Je ne veux pas que tu ailles en Toscane.
La jeune fille tressaillti, s’étranglant avec le riz brûlant qu’elle s’apprêtait a avaler. Elle soupire d’exaspération, lève les yeux vers sa mère. Le regard brun sombre, couleur chocolat au lait, un peu boudeur, comme celui d’un enfant qui sait parfaitement qu’il n’aura pas ce qu’il veut, la fait presque sourire ; mais au dela de cette nuance, un sérieux et une inquiétude si dense que l’adolescente sent son début d’énervement s’envoler comme plume au vent.
Pourquoi ? Tu n’a pas de raisons d’être inquiète, ce n’est pas la première fois que je part avec la chorale, et tu...
Je sais, coupa l’adulte, mais... Oh, je sais pas, je le sens pas, ce voyage...
Malgré des paroles aussi rassurantes, patientes et rationnelles que possible, la jeune fille ne put tirer de sa mère que ces quelques paroles butées et des mouvements négatifs de la tete.
***
Tu es sure de vouloir y aller ? je t’ai dit, je le sens vraiment pas, je sais pas...
T’inquiète, maman, tout ira bien. t’en fais pas.
Elle agita la main, rajusta son sac sur ses épaules.

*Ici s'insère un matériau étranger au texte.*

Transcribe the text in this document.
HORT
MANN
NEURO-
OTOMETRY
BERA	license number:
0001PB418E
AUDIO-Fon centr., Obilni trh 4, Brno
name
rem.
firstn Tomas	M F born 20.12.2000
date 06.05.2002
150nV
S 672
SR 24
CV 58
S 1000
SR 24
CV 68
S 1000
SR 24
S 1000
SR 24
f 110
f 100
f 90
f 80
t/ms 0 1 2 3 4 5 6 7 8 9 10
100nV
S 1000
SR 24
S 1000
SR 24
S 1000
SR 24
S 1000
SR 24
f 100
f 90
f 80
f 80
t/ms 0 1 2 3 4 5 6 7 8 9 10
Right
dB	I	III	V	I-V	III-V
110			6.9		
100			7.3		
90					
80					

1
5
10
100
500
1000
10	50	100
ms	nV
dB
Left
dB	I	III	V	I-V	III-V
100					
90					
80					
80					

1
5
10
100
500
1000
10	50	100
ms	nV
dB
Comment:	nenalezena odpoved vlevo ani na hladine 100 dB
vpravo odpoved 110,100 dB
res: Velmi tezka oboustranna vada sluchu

Après une dernière embrassade de sa mère et un coup d’oeil en coin sur le front plissé de cette dernière, la jeune fille rejoignit ses camarades, saluant gaiement les amies qu’elle n’avait plus vues depuis si longtemps. Alors qu’elle les suivait vers la porte d’embarquement, savourant leurs bavardages insouciants, les paroles de l’adulte s’effacèrent lentement de son esprit, ne laissant qu’un frisson glacé que certains appellent parfois l’appréhension. A moins que ce ne soit même qu’une impression, une illusion...
***
Le bitume craqua sous le poids soudain de l’appareil. Les immenses roues crissèrent, trovuèrent sans douceur un appui fiable pour supporter les tonnes d’acier et de chair ; leur friction avec le sol ralentit progressivement la course effrenée de l’avion rattrapé brusquement par la gravitation. Le monstre enfin se controla, prit le chemin illuminé de son "parking", s’immobilisa, deversant à terre son flot de chair humaine vêtue d’étoffes bariolées, contrastant avec le gris pluvieux du ciel morne de la fin de l’été belge.
La jeune fille ne put s’empêcher de sentir le soulagement l’envahir. Elle est vivante, finalement, le pressentiment de samère n’aura été qu’un souvenir sinistre, un fantome hantant ses instans de solitude. Elle suit le groupe de jeunes chanteurs, sentant à peine le poids de sons sac, les pieds ailés par la joie du retour. Peut être allait elle enfin pouvoir écrire ce texte qui lui trottait dans l’âme... Il y avait aussi ce job d’été, puis l’université, enfin ! Et puis ses amis du net... Sans parler de son père, qu’elle n’avais plus vu depuis un mois... Son flot de pensées fut soudain interrompu par le sourire de sa mère, sous les néons colorés du hall d’arrivée.
Quelques minutes plus tard, le lent frottement des roues sur la route et le bruit régulier de la pluie sur les fenêtres de la voiture eurent raison de son envie de partager les anectodes du séjour avec l’adulte. Elle boucla sa ceinture, en un geste machinal, et glissa lentement dans un sommeil profond.
Elle ne vit pas le camion dans le virage, pas plus qu’elle n’entendit les glissements affolés des pneus sur le bitume humide. Elle ne vit pas le fossé, toujours plus proche.
Elle vit seulement ce drap blanc se rabattre sur le visage de sa mère.